Ya continuación, como su convicción parecía continuar de forma incongruente, dijo:

—Y al decir esto, me refiero al posible nerviosismo que quizá algún día me afecte. En realidad éste será mi deber, y no descansaré hasta haberlo cumplido.

En estos momentos, la señora Assingham se hallaba en un estado muy parecido al de la exaltación. Anunció:

—Y durante uno o dos años, estaré dispuesta a dar mi vida por conseguirlo, si es necesario. Entonces habré hecho todo lo que puedo.

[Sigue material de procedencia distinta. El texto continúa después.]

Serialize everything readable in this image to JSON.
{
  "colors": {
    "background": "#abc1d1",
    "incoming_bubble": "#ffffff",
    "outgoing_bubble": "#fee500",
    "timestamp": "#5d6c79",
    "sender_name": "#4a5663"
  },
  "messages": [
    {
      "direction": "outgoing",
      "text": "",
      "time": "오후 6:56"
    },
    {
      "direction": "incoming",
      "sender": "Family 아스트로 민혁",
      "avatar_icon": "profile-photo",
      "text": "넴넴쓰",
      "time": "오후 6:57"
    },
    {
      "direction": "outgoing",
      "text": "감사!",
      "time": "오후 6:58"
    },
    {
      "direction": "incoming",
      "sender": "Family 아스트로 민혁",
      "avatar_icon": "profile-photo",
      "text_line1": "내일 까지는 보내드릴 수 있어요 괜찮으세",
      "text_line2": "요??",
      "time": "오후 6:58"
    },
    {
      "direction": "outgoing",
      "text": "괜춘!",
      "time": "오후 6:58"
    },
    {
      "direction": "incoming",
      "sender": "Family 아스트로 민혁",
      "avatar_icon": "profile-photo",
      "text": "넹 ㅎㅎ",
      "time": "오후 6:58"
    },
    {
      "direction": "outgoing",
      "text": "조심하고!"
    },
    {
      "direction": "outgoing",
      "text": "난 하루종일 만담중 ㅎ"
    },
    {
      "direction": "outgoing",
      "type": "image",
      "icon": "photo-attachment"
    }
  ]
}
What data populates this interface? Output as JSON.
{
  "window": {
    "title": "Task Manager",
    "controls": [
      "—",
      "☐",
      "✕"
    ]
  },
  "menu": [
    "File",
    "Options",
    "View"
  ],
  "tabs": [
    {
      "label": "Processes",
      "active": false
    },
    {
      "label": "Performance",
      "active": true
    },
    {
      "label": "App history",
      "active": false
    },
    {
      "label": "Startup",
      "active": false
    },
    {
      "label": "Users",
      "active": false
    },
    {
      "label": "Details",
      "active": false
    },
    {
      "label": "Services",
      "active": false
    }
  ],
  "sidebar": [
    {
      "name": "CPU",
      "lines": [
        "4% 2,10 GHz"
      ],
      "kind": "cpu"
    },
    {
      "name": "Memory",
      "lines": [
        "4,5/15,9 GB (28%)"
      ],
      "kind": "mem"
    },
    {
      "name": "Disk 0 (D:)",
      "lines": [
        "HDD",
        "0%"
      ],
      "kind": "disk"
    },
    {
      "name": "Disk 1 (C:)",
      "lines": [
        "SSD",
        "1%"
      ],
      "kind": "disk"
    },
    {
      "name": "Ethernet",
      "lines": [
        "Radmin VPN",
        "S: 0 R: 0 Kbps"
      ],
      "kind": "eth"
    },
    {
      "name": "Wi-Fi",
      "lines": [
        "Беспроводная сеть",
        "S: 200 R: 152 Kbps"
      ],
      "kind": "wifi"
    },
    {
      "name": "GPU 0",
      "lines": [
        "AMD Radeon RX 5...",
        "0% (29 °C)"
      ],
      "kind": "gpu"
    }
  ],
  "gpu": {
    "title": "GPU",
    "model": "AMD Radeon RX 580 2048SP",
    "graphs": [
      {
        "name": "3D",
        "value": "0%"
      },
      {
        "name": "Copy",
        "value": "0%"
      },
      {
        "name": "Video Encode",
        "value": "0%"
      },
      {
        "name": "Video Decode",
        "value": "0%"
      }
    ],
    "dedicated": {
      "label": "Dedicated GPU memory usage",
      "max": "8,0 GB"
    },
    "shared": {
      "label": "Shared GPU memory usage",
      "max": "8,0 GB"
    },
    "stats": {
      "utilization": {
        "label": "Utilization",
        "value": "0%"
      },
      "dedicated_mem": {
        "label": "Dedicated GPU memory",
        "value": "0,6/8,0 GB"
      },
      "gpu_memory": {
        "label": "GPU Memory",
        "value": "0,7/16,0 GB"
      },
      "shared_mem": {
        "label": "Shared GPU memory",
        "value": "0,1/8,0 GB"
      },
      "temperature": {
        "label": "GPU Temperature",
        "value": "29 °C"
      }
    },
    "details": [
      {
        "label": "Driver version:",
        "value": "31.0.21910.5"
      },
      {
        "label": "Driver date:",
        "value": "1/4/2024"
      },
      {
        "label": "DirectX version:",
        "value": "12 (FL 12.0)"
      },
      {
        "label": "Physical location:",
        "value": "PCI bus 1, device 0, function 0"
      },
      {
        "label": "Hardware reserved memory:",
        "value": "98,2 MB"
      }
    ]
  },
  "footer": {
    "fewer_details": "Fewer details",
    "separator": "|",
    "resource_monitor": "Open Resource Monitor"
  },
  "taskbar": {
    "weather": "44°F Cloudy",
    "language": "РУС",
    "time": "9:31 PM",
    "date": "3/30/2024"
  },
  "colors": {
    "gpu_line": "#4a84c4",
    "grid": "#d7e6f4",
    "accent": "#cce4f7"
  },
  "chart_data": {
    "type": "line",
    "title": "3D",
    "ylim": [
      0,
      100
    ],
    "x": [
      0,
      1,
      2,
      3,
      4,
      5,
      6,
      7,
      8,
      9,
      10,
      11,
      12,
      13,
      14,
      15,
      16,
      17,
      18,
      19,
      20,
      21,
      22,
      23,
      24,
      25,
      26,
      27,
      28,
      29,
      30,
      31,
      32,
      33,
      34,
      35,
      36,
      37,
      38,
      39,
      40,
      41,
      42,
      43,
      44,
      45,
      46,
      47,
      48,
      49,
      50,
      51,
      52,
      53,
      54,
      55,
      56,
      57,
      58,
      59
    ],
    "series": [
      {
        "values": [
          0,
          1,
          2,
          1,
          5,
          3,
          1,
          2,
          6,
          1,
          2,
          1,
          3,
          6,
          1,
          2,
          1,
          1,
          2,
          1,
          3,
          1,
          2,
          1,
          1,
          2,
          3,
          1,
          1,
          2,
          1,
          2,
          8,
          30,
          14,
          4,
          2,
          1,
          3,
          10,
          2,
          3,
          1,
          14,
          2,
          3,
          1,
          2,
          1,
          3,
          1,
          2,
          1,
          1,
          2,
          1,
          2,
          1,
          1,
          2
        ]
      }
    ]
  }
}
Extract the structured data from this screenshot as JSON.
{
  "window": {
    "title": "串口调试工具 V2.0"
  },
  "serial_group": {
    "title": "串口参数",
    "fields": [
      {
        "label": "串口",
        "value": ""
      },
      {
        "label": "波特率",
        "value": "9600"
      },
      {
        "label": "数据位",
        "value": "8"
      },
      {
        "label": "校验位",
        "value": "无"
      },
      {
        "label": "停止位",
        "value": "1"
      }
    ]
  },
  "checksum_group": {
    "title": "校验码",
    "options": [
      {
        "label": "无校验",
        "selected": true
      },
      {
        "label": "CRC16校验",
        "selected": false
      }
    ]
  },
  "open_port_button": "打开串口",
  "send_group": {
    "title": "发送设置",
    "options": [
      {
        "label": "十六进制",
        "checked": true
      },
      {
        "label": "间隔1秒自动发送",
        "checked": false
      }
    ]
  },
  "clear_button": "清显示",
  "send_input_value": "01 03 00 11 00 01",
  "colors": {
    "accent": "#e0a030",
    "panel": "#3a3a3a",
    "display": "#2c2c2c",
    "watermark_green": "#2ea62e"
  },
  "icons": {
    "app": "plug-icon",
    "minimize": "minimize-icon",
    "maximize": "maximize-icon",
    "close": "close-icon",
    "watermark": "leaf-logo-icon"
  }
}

El coronel interpretó estas palabras sin darles un sentido torcido:

—¿Quieres decir que, a tu juicio, nada es imposible para ti?

—No he dicho eso, ni nada que se le parezca. Digo que hay posibilidades, posibilidades más que suficientes para alentar esperanzas. ¿Cómo no puede haber esperanzas cuando una chica es como Charlotte?

—Y entre las cualidades de Charlotte ¿incluyes la de estar enamorada del Príncipe?

El coronel había formulado esta pregunta con una serenidad que pretendía ser de efectos fatales. Pero la señora Assingham no se inmutó:

—No está tan enamorada como para no querer casarse con otro. En la actualidad, le gustaría casarse.